Sabin: I think in tandem with that, until there's any kind of regulation, I think there should be a minimum working age because even if you set the minimum working age at 18, that law is still going to get violated, so there will be 16 and 17 year-olds. But at least they're 16 and 17 year-olds, instead of saying there's no minimum age and now we have 11, 12 and 13 year-olds in the industry because when you look at it, they're modeling adult clothing. But they're children. So what does that also do for adult women and our whole consumer world of what a woman looks like? I think that's also deeply troubling, so I think until there's any kind of regulation or that regulating body, there should be a minimum working age.

POV: Your film has a point of view. Thematically, if you were to describe your film, what would you say it's about?
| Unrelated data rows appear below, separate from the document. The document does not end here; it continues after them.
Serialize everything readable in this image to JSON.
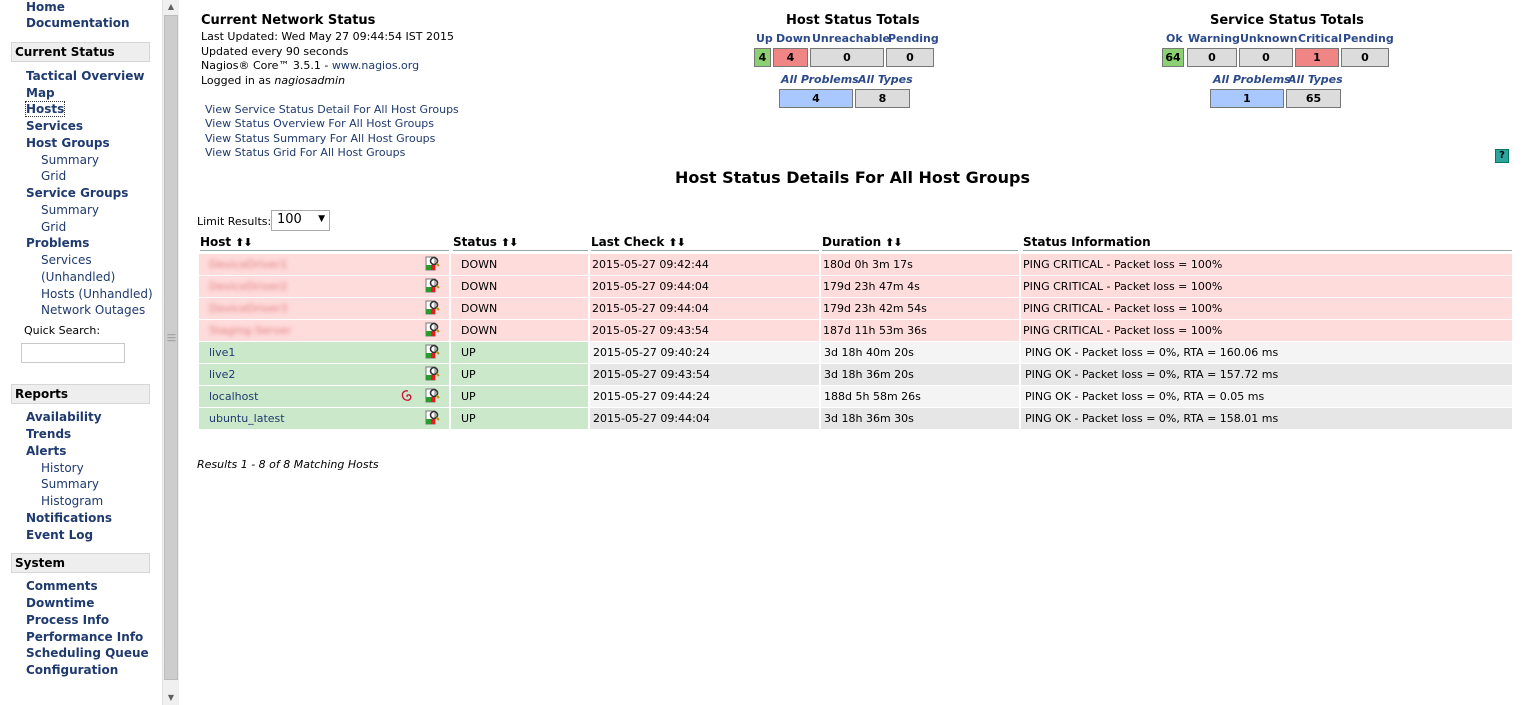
{
  "sidebar": {
    "top_links": [
      "Home",
      "Documentation"
    ],
    "current_status": {
      "header": "Current Status",
      "tactical": "Tactical Overview",
      "map": "Map",
      "hosts": "Hosts",
      "services": "Services",
      "host_groups": "Host Groups",
      "hg_summary": "Summary",
      "hg_grid": "Grid",
      "service_groups": "Service Groups",
      "sg_summary": "Summary",
      "sg_grid": "Grid",
      "problems": "Problems",
      "p_services": "Services",
      "p_unhandled": "(Unhandled)",
      "p_hosts": "Hosts (Unhandled)",
      "p_outages": "Network Outages",
      "quick_search": "Quick Search:"
    },
    "reports": {
      "header": "Reports",
      "availability": "Availability",
      "trends": "Trends",
      "alerts": "Alerts",
      "history": "History",
      "summary": "Summary",
      "histogram": "Histogram",
      "notifications": "Notifications",
      "event_log": "Event Log"
    },
    "system": {
      "header": "System",
      "comments": "Comments",
      "downtime": "Downtime",
      "process_info": "Process Info",
      "performance_info": "Performance Info",
      "scheduling_queue": "Scheduling Queue",
      "configuration": "Configuration"
    }
  },
  "info": {
    "title": "Current Network Status",
    "last_updated": "Last Updated: Wed May 27 09:44:54 IST 2015",
    "updated_every": "Updated every 90 seconds",
    "version_prefix": "Nagios® Core™ 3.5.1 - ",
    "version_link": "www.nagios.org",
    "logged_in_prefix": "Logged in as ",
    "logged_in_user": "nagiosadmin",
    "links": [
      "View Service Status Detail For All Host Groups",
      "View Status Overview For All Host Groups",
      "View Status Summary For All Host Groups",
      "View Status Grid For All Host Groups"
    ]
  },
  "host_totals": {
    "title": "Host Status Totals",
    "labels": [
      "Up",
      "Down",
      "Unreachable",
      "Pending"
    ],
    "values": [
      "4",
      "4",
      "0",
      "0"
    ],
    "problem_labels": [
      "All Problems",
      "All Types"
    ],
    "problem_values": [
      "4",
      "8"
    ]
  },
  "service_totals": {
    "title": "Service Status Totals",
    "labels": [
      "Ok",
      "Warning",
      "Unknown",
      "Critical",
      "Pending"
    ],
    "values": [
      "64",
      "0",
      "0",
      "1",
      "0"
    ],
    "problem_labels": [
      "All Problems",
      "All Types"
    ],
    "problem_values": [
      "1",
      "65"
    ]
  },
  "heading": "Host Status Details For All Host Groups",
  "limit": {
    "label": "Limit Results:",
    "value": "100"
  },
  "table": {
    "headers": [
      "Host",
      "Status",
      "Last Check",
      "Duration",
      "Status Information"
    ],
    "rows": [
      {
        "host": "DeviceDriver1",
        "status": "DOWN",
        "last_check": "2015-05-27 09:42:44",
        "duration": "180d 0h 3m 17s",
        "info": "PING CRITICAL - Packet loss = 100%"
      },
      {
        "host": "DeviceDriver2",
        "status": "DOWN",
        "last_check": "2015-05-27 09:44:04",
        "duration": "179d 23h 47m 4s",
        "info": "PING CRITICAL - Packet loss = 100%"
      },
      {
        "host": "DeviceDriver3",
        "status": "DOWN",
        "last_check": "2015-05-27 09:44:04",
        "duration": "179d 23h 42m 54s",
        "info": "PING CRITICAL - Packet loss = 100%"
      },
      {
        "host": "Staging-Server",
        "status": "DOWN",
        "last_check": "2015-05-27 09:43:54",
        "duration": "187d 11h 53m 36s",
        "info": "PING CRITICAL - Packet loss = 100%"
      },
      {
        "host": "live1",
        "status": "UP",
        "last_check": "2015-05-27 09:40:24",
        "duration": "3d 18h 40m 20s",
        "info": "PING OK - Packet loss = 0%, RTA = 160.06 ms"
      },
      {
        "host": "live2",
        "status": "UP",
        "last_check": "2015-05-27 09:43:54",
        "duration": "3d 18h 36m 20s",
        "info": "PING OK - Packet loss = 0%, RTA = 157.72 ms"
      },
      {
        "host": "localhost",
        "status": "UP",
        "last_check": "2015-05-27 09:44:24",
        "duration": "188d 5h 58m 26s",
        "info": "PING OK - Packet loss = 0%, RTA = 0.05 ms"
      },
      {
        "host": "ubuntu_latest",
        "status": "UP",
        "last_check": "2015-05-27 09:44:04",
        "duration": "3d 18h 36m 30s",
        "info": "PING OK - Packet loss = 0%, RTA = 158.01 ms"
      }
    ]
  },
  "results": "Results 1 - 8 of 8 Matching Hosts",
  "colors": {
    "down": "#ffdcdc",
    "up": "#cbe8cb",
    "ok_box": "#8bd073",
    "critical_box": "#f08585",
    "problem_box": "#a8c8ff"
  }
}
Redmon: The film ultimately for me is a gut check. You know? I mean you watch this film and you feel something in your gut. When we were making this film for almost five years, I constantly and I still live with that emotional turmoil that's right here, right here, right below my chest, above my stomach in my gut, and the only thing I wanted to do is just cut it open and then take it out. And breathe, finally, a sigh of relief. And in fact, there is a scene like that in the movie, believe it or not, and it's not a literal scene. Ashley Arbaugh ends up in the hospital, she has, what is it called?

Sabin: A cyst.

Redmon: A cyst that's living inside her and she needs to have it removed. And here she is, this seemingly beautiful woman, who has had a successful life, a big house, property in Manhattan, everywhere, on the surface but underneath it all what is getting covered up? What is hidden? And then it comes out and you see it, and to me, that's what the movie is about. This glamour, this industry of beauty that sexualizes young girls, everywhere it goes, and then underneath it, it's just rotten. I mean at the core of it there is just something fundamentally rotten. I don't want to say wrong, but it really does need to change. Honestly.